I’m really excited about the interest the Gazelle manual has generated! Thanks for checking it out, and for your feedback.
I got a little scared when people said they were going to start trying Gazelle out now, because it immediately made me think of how many things I’ve been meaning to fix before I unleashed it on anybody else! But on the other hand, it gives me all the more motivation to get it to a point where other people can try it out. And I’m never more motivated or get as much done as when I know people are waiting for me!
So here’s my line for the moment. Don’t try out Gazelle just yet. There are too many things for me to fix at the moment that I know are broken. But I want to fix those things ASAP and get Gazelle 0.2 out the door, so I can finally have a release that I can recommend people try out.

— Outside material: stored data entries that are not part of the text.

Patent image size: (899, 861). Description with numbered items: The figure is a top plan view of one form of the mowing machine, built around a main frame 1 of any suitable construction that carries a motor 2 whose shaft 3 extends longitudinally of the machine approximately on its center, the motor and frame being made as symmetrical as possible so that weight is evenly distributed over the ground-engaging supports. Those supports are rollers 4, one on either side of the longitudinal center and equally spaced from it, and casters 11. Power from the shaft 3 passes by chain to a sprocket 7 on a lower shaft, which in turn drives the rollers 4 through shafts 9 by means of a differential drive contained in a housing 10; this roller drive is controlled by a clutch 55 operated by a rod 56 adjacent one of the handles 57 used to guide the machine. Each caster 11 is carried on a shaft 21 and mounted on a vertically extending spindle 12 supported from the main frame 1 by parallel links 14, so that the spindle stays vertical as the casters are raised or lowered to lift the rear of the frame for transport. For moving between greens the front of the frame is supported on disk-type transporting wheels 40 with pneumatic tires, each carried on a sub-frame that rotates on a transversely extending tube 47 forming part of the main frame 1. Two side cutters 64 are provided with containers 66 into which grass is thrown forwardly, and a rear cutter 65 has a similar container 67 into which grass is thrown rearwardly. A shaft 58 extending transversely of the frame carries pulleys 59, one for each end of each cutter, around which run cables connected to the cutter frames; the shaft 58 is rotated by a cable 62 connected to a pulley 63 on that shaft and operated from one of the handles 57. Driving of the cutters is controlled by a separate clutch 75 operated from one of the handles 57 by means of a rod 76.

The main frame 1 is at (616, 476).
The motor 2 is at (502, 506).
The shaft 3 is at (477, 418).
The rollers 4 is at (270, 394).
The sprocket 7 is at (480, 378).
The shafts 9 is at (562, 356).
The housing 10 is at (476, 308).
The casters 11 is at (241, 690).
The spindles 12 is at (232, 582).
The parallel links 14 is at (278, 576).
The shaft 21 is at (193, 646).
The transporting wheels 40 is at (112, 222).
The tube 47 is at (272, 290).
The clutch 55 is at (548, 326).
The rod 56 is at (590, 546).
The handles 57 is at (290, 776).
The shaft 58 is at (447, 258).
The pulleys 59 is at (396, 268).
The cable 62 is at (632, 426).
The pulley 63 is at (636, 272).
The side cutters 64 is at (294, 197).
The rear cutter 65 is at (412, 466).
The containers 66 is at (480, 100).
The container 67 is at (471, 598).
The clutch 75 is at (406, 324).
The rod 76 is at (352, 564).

When will Gazelle 0.2 come? I’m hoping no more than a month. Here’s the target feature set:
- complete Strong-LL(k) lookahead support. I have the code to generate Strong-LL(k) lookahead, I just need to support this at the bytecode and runtime stage.
- a command-line compiler program (
gzlc) that takes reasonable options and is simple enough to use by reading its--help - a “tour” section for the manual
- a command-line program (
gzlparse) that can output the parse tree in a useful format, so you can see how Gazelle parses your input text. - a test suite, so that when people report bugs I can add the bugs to the test suite and not regress. this will be important for keeping my sanity.
- (stretch): make Gazelle self-hosting, so that the parser is more robust and easier to understand than the hand-written recursive descent parser I’m currently using. I don’t want people to have to deal with corner-case parser bugs.